事業内容
株式会社タカミヤは1969年創業、東京証券取引所スタンダード市場上場の仮設機材専業グループ。外部足場材・支保工材・型枠材等の仮設機材を国内2工場および韓国・ベトナム工場で製造し、国内9支店・10営業所・29機材Baseを通じてレンタル・施工サービスを提供する。
主要顧客は建設業者。近年は従来の販売・レンタルにとどまらず、仮設機材の運用マネジメントサービス「OPE-MANE」を中核とするプラットフォーム事業への転換を推進。
グループ連結売上高は45,212百万円(2026年3月期)で、レンタル事業が売上の約60%を占める最大セグメントとなっている。
ビジネスモデル
製造(韓国・ベトナム含む)→販売・レンタル→プラットフォームサービスという垂直統合型の収益構造を持つ。OPE-MANEは顧客の仮設機材管理業務を一括受託し、預入機材量に連動した追加レンタル・購入等のリカーリング売上を生み出す。
レンタル事業(売上高27,185百万円)が収益の柱であり、プラットフォーム事業(売上高6,788百万円、営業利益率24.4%)が高収益エンジンとして機能し始めている。
企業の強み
国内2工場に加え韓国・ベトナムの海外製造拠点を保有し、仮設機材の製造から販売・レンタル・施工・物流(㈱ヒラマツ)・仮設図面設計(㈱キャディアン)まで一貫して自社グループで完結する体制を構築。国内29拠点の機材Baseを通じた安定供給網が競合との差別化要因となっている。
仮設機材管理アウトソーシングサービス「OPE-MANE」のユーザー数は前年度末から着実に増加し、預入機材量の増加に連動したリカーリング売上が想定を上回る水準で拡大。プラットフォーム事業の営業利益率は24.4%(2026年3月期)に達しており、高収益な継続課金型収益基盤が形成されつつある。
2026年3月期のレンタル事業営業利益は4,234百万円(前年同期比31.7%増)。プラットフォーム事業の好調を背景にレンタル単価の改定が浸透し、北海道新幹線延伸工事等の大型現場への機材出荷本格化も加わり、売上高がほぼ横ばいの中で利益が大幅に拡大した。
エンヴァリスの着眼点
業績トレンド
過去5期の売上高は39,800→41,894→44,127→43,827→45,212百万円と概ね右肩上がりで推移。営業利益は2024年3月期の3,404百万円をピークに2025年3月期に2,061百万円へ反落したが、2026年3月期は3,266百万円へ回復した。
回復の主因はプラットフォーム事業の利益率改善(営業利益率24.4%)とコイン制度・DX推進による販管費抑制。一方、支払利息が526百万円に増加し、経常利益は3,038百万円にとどまった。

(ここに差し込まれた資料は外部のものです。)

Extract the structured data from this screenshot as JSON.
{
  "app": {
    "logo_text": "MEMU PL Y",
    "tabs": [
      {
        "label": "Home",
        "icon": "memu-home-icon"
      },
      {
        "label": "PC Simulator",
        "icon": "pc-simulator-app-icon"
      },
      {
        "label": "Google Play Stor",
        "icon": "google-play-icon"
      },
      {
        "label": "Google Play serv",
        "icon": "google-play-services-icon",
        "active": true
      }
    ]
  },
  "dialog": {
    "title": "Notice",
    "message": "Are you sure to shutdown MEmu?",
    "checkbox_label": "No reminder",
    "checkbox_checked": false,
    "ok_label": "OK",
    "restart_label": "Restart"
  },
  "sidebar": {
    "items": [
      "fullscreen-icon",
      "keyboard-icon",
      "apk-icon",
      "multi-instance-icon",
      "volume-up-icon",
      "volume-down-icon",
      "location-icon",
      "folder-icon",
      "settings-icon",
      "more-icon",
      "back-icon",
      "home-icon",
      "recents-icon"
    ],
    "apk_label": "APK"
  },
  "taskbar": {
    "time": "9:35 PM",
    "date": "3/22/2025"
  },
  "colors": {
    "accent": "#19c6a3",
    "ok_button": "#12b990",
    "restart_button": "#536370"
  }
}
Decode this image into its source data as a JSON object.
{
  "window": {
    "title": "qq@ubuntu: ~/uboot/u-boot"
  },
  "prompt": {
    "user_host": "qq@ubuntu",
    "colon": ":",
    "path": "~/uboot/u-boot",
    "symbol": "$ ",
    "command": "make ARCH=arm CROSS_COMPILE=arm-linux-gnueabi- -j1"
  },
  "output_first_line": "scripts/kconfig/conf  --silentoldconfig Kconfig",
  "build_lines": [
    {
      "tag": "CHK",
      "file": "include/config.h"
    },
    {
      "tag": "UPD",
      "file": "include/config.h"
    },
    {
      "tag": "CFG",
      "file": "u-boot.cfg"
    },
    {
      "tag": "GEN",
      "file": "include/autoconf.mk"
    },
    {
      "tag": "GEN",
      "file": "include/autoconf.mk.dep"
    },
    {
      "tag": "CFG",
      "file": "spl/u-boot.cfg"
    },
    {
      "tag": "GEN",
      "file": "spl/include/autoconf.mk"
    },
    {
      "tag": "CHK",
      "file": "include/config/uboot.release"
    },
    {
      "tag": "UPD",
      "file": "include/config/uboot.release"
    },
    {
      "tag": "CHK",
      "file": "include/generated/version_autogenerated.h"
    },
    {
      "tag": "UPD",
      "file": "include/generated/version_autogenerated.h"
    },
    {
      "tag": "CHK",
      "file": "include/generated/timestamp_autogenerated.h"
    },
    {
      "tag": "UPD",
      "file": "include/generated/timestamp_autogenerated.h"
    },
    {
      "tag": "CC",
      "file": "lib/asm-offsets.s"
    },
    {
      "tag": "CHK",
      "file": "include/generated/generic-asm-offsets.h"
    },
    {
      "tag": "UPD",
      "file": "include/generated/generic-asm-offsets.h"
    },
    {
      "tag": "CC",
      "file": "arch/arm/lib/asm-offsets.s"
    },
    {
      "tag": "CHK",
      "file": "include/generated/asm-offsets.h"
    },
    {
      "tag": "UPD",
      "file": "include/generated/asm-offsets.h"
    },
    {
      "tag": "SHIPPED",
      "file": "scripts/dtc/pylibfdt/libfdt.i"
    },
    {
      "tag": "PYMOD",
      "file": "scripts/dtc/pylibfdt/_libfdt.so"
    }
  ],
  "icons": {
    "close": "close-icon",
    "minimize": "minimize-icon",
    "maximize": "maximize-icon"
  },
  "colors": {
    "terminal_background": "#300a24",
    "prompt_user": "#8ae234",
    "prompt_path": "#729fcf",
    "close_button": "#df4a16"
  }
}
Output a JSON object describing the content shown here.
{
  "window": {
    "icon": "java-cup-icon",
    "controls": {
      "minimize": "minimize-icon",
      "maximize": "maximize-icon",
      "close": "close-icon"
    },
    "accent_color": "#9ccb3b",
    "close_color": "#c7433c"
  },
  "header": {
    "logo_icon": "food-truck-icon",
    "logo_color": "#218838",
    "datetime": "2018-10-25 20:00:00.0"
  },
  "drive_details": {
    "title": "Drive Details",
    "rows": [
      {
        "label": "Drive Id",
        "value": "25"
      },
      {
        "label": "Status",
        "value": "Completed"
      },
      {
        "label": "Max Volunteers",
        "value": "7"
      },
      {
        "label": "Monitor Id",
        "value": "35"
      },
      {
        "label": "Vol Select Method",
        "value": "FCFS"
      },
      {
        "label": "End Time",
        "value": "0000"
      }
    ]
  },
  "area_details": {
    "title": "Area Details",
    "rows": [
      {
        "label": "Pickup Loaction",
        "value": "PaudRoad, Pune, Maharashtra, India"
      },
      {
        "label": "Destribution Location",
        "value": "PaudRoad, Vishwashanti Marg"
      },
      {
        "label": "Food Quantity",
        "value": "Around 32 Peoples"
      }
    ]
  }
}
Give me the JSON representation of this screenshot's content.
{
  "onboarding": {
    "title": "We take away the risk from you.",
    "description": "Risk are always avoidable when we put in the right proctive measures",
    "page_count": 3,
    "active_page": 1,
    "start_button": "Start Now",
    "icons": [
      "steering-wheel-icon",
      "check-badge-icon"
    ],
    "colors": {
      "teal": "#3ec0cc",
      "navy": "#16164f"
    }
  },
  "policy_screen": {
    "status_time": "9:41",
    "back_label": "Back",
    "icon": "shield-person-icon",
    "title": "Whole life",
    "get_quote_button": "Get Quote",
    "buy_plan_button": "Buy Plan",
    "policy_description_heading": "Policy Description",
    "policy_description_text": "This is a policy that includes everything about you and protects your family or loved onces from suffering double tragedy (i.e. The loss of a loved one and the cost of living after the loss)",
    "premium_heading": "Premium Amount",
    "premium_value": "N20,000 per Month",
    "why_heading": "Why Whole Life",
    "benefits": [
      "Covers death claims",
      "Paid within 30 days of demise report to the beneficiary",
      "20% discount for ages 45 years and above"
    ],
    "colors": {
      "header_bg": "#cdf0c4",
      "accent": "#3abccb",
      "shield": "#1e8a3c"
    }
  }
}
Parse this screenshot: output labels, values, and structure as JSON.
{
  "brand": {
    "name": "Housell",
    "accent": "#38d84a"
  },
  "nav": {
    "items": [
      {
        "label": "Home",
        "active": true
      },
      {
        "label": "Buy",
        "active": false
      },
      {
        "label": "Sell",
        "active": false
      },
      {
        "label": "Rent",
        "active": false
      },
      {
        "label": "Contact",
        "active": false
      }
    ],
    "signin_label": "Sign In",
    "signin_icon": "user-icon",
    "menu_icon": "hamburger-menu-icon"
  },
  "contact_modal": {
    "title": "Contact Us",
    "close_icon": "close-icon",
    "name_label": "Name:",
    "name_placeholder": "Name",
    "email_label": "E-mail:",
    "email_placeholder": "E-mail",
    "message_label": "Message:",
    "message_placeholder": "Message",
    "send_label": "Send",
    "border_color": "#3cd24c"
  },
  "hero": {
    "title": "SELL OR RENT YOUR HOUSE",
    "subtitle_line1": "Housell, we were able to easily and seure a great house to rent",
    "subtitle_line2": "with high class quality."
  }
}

2027年3月期は販管費増加(サービス品質向上・事業基盤強化投資)を見込み、経常利益は2,850百万円と減益予想。
成長戦略
OPE-MANEを核とするプラットフォームビジネスの確立とDX・人的資本投資による業界変革
仮設機材運用マネジメントサービス「OPE-MANE」のユーザーアカウント数を継続的に増加させ、預入機材量の増加に連動した機材追加レンタル・購入等のリカーリング収益を拡大する。2026年3月期はユーザー増加が計画より緩やかながらも着実に増加し、リカーリング収益は好調に推移した。
全国の物流機能を担うBaseの整備・拡充を進め、機材の安定供給・稼働率向上・管理運用の高度化を推進する。2027年3月期は販管費増加要因の一つとして位置づけられており、継続的な投資フェーズにある。
DX推進イベント「TAKAMIYA FAIR 2025」の開催やコイン制度(人材相互活用)の運用により、社内効率化と付加価値向上を同時に追求。2026年3月期は販管費抑制効果が想定以上に表れ、営業利益率7.2%を達成した。
韓国(ホリーコリア)の建設投資低迷・経済不安を背景に2026年3月期は営業損失98百万円に転落。各国の政治・経済情勢を注視しつつ収益性改善と事業基盤強化を進める方針だが、回復時期は不透明。